Ryan’s proposal for Medicaid runs into similar difficulties, but with states feeling the squeeze, not seniors. The likely result is that states would cover fewer people, leaving more Americans uninsured. That would be bad for everyone in the system. People with no insurance and low incomes tend to obtain care in the least efficient, most expensive ways, with doctors and hospitals passing the costs on as best they can to those with insurance.

Nevertheless, some of Ryan’s ideas are promising. For example, he would reduce premium subsidies after 2022 to the wealthiest 8% of seniors to help poor recipients cover their out-of-pocket costs. By putting the money into medical savings accounts, it would encourage the recipients to spend the money carefully, which should in turn encourage more competition among providers.

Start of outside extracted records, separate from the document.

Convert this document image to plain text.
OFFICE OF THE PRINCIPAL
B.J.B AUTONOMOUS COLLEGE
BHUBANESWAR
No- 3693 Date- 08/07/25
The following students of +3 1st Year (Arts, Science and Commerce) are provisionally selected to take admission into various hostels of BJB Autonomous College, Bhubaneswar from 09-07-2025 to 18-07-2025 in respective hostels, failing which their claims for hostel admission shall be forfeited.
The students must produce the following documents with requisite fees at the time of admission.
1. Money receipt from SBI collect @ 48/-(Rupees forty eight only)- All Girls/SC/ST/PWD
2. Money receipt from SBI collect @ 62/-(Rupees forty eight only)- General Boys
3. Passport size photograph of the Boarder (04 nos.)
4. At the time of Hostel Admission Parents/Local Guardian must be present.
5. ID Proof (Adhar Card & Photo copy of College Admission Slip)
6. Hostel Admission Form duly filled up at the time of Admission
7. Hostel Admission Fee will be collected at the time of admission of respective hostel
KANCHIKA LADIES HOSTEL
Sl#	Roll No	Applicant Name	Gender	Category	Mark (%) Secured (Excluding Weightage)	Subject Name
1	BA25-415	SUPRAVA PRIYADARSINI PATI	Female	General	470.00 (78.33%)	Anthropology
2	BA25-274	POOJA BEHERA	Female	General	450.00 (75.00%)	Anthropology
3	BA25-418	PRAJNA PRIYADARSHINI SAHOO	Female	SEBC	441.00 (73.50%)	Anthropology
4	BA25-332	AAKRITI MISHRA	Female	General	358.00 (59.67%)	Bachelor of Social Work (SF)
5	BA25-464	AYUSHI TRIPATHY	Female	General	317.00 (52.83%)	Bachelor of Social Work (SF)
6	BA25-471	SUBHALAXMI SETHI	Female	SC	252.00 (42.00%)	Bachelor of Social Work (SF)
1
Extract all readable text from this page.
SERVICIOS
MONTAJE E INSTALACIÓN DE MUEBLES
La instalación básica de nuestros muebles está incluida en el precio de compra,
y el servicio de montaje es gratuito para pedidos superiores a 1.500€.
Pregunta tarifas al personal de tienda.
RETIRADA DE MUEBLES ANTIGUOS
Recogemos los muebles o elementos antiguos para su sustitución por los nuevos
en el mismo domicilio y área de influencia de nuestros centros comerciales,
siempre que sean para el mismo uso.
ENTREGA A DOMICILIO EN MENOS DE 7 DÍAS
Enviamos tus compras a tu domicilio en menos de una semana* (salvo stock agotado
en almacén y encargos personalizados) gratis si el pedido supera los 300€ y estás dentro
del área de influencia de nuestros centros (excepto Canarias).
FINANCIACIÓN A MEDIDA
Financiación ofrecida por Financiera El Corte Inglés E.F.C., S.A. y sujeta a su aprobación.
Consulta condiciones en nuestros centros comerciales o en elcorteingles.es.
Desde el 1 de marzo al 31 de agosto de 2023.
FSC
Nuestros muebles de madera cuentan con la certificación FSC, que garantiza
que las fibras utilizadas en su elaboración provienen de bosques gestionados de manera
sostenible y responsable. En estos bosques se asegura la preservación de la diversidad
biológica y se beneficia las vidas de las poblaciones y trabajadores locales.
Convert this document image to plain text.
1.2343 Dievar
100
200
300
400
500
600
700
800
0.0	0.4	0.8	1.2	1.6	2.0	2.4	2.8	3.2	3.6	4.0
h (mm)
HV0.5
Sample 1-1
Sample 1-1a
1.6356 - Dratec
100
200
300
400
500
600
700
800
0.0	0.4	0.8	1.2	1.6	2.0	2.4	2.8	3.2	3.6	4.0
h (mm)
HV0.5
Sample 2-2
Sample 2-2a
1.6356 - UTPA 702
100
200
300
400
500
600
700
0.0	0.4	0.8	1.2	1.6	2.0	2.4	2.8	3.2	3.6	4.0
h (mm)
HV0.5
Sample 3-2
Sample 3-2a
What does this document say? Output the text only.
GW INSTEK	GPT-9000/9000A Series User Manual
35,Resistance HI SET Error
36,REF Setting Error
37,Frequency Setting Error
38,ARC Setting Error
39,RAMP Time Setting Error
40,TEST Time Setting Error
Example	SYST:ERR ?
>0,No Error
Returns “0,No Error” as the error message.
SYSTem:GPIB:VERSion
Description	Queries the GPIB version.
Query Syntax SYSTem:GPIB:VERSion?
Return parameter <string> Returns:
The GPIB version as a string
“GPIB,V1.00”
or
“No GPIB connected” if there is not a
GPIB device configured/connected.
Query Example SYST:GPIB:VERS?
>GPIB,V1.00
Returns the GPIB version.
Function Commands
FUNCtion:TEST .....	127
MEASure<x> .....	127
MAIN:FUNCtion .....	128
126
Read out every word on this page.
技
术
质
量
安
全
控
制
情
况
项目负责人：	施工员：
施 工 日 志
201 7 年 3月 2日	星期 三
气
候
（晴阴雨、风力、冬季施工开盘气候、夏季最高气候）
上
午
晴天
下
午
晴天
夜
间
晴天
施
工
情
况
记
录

Once the flawed incentives in the system have been addressed through better ways to pay for and deliver care, premium subsidies could be a welcome alternative to traditional Medicare — as long as insurers were required to provide at least a standard, federally defined set of benefits, and that they offer coverage to everyone, not just the healthiest seniors. Ryan includes both of these requirements in his proposal. His plan also borrows a key provision from the healthcare reform law: It would set up insurance exchanges to help seniors shop for subsidized coverage.

Despite the ideological gulf between Republicans and Democrats, the right path for Congress would be to incorporate into last year’s law the elements of Ryan’s plan that promote more cost-sensitive consuming and more competitive markets without ending the commitment to affordable healthcare to seniors and the poor. The result may not curb federal costs as dramatically, but it would do considerably more to slow the growth of healthcare spending as a whole.